Later the crowd solemnly recited the names of Black men and children killed by police and vigilantes.
“Trayvon Martin. Oscar Grant. Jordan Davis. Kendrec McDade. Cedrick Chatman,” they said, going on to list dozens of names, both those whose deaths sparked public outcries and those whose brief lives garnered limited attention.
Chiuba E. Obele, 29, of Brookline, said that as the crowd recited the list, he thought to himself, “It could have been me.”

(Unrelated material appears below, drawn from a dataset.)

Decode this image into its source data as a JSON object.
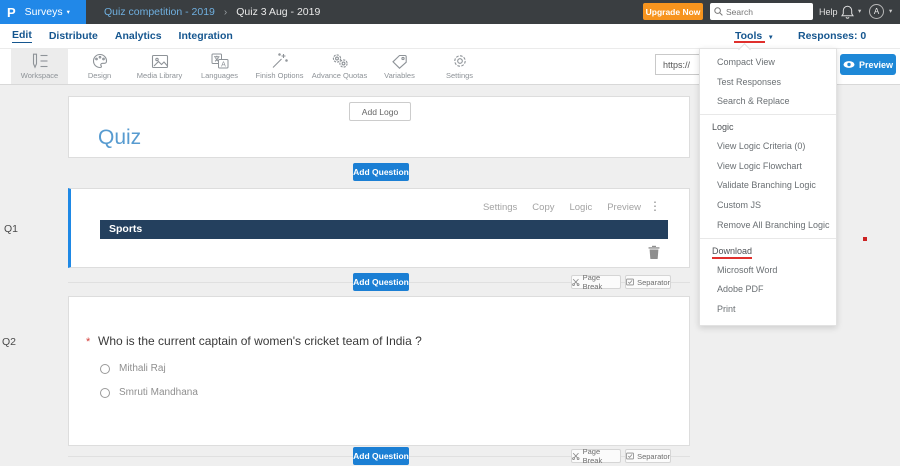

“A lot of these people were shot unarmed and didn’t pose a threat. They were killed for just being Black,” said Obele, who last month filed a federal civil rights lawsuit against the Town of Brookline and its police department, alleging that officers racially profiled him.
Claudia Tavares, 36, came from her home in Brockton for the vigil, outraged over the deaths of Black Americans who had committed no crimes and by those who lost their lives over petty offenses.
“If they had done something, I don’t know why they couldn’t just get arrested and be in prison as we speak,” she said. “They didn’t deserve to die.”
She pointed to criminal cases in which violent white offenders were arrested unharmed and received gentle treatment, including an arrest she’d watched on video in which officers offered a white suspect something to drink after taking him into custody.
“I was like, ‘Wow, if that was a Black person, it would have never been like that,’ " Tavares said.
Zoë Madonna of the Globe staff contributed to this report.